In responding to the needs of the students they are assessing,
however, teachers and others should recognize that each student
is a unique member of many groups and is not to be stereotyped.
Assessors sensitive to equity are willing to acknowledge and
compensate for their personal biases. Even in seemingly homogeneous
settings, assessors are constantly aware that students
views and interpretations may differ considerably from their
own. Teachers, other professionals, parents, and community members
with appropriate background and experience can provide rich
insights into students perspectives.
Equity poses many
challenges to assessment. Assessments have traditionally ignored
differences, and consequently their results have excluded
some students from opportunities to learn important mathematics.
Assessment results have also had little value in determining
and supporting instruction for certain students.
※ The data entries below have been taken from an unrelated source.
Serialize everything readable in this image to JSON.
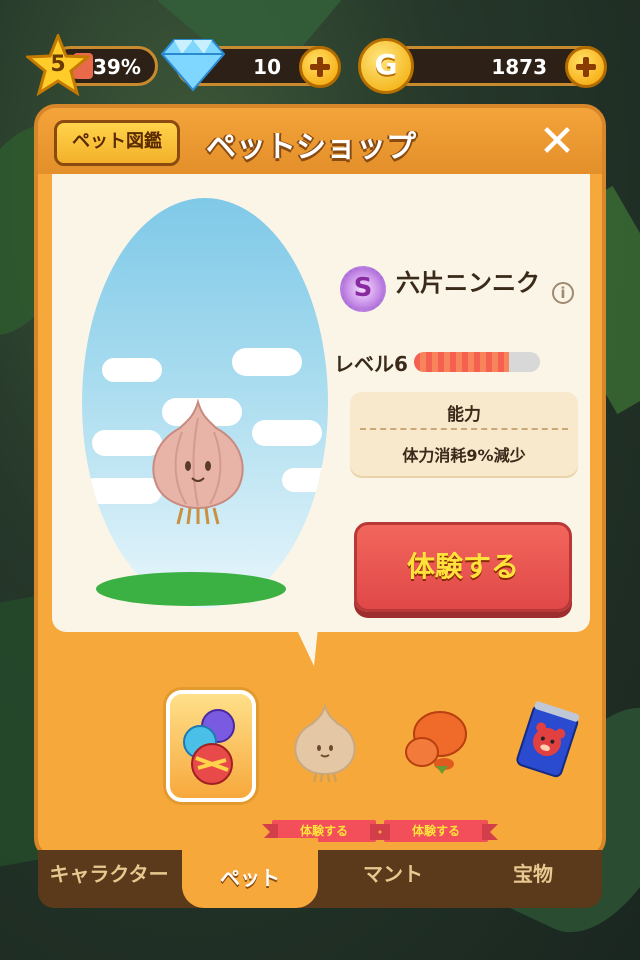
{
  "hud": {
    "level": "5",
    "exp_percent_label": "39%",
    "exp_fraction": 0.39,
    "gems": "10",
    "coin_symbol": "G",
    "coins": "1873"
  },
  "shop": {
    "dex_button": "ペット図鑑",
    "title": "ペットショップ",
    "close_symbol": "✕"
  },
  "pet": {
    "rank": "S",
    "name": "六片ニンニク",
    "info_symbol": "i",
    "level_label": "レベル6",
    "level_progress": 0.75,
    "ability_title": "能力",
    "ability_desc": "体力消耗9%減少",
    "try_button": "体験する"
  },
  "pet_list": {
    "items": [
      {
        "icon": "candy-jar-icon",
        "selected": true
      },
      {
        "icon": "garlic-icon",
        "selected": false
      },
      {
        "icon": "orange-creature-icon",
        "selected": false
      },
      {
        "icon": "bear-can-icon",
        "selected": false
      }
    ],
    "ribbon_label": "体験する"
  },
  "tabs": [
    {
      "label": "キャラクター",
      "active": false
    },
    {
      "label": "ペット",
      "active": true
    },
    {
      "label": "マント",
      "active": false
    },
    {
      "label": "宝物",
      "active": false
    }
  ],
  "colors": {
    "panel": "#f6a83a",
    "card": "#fbf5e8",
    "try_button": "#e04848",
    "try_text": "#ffe23a"
  }
}
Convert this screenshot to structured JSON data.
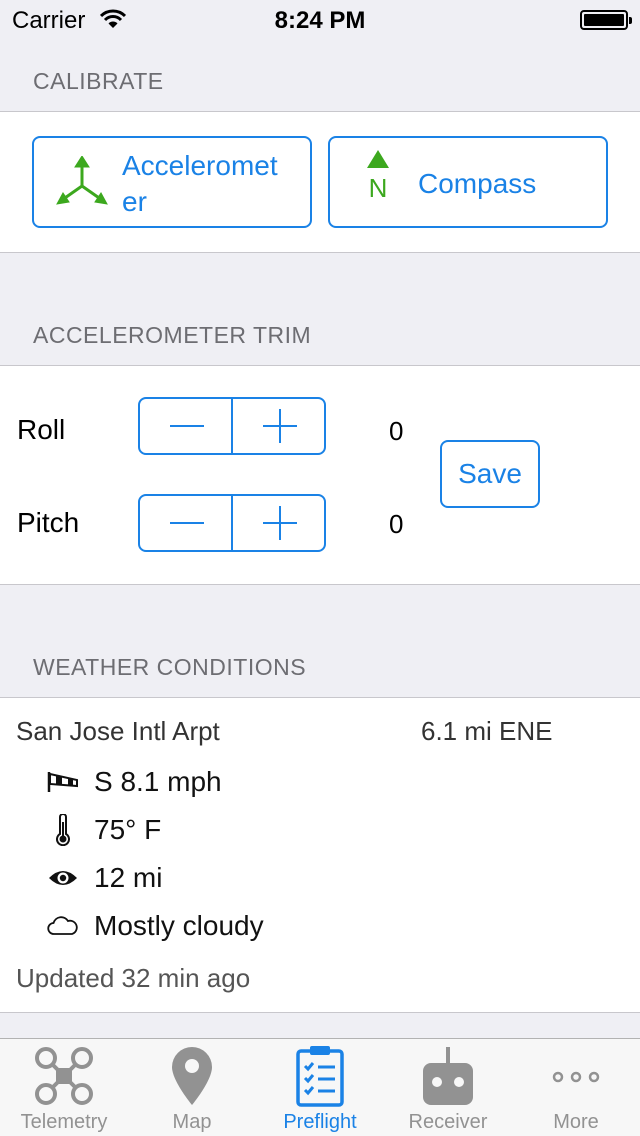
{
  "status_bar": {
    "carrier": "Carrier",
    "time": "8:24 PM"
  },
  "calibrate": {
    "header": "CALIBRATE",
    "accelerometer_line1": "Acceleromet",
    "accelerometer_line2": "er",
    "compass_label": "Compass",
    "compass_icon_letter": "N"
  },
  "trim": {
    "header": "ACCELEROMETER TRIM",
    "roll_label": "Roll",
    "roll_value": "0",
    "pitch_label": "Pitch",
    "pitch_value": "0",
    "save_label": "Save"
  },
  "weather": {
    "header": "WEATHER CONDITIONS",
    "station": "San Jose Intl Arpt",
    "distance": "6.1 mi ENE",
    "wind": "S 8.1 mph",
    "temperature": "75° F",
    "visibility": "12 mi",
    "sky": "Mostly cloudy",
    "updated": "Updated 32 min ago"
  },
  "tabs": [
    {
      "label": "Telemetry",
      "icon": "drone-icon"
    },
    {
      "label": "Map",
      "icon": "map-pin-icon"
    },
    {
      "label": "Preflight",
      "icon": "checklist-icon"
    },
    {
      "label": "Receiver",
      "icon": "remote-control-icon"
    },
    {
      "label": "More",
      "icon": "more-dots-icon"
    }
  ],
  "colors": {
    "accent": "#1a82e6",
    "icon_green": "#3ca81e",
    "inactive": "#929292"
  }
}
An equitable
assessment process is important for removing these injustices.
Equity is not a concern for some students; it is a concern
for all.
To determine how well
an assessment promotes equity, ask questions such as the following:
- What opportunities
has each student had to learn the mathematics being assessed?
- How does the assessment
provide alternative activities or modes of response that
invite each student to engage in the mathematics being assessed?
- How does the design
of the assessment enable all students to exhibit what they
know and can do?
- How do the conditions
under which the assessment is administered enable all students
to exhibit what they know and can do?
- How does the assessment
help students demonstrate their best work?
- How is the role
of students backgrounds and experiences recognized
in judging their responses to the assessment?
- How do scoring
guides accommodate unanticipated but reasonable responses?
- How have the effects
of bias been minimized throughout the assessment?
- To what sources
can differences in performance be attributed?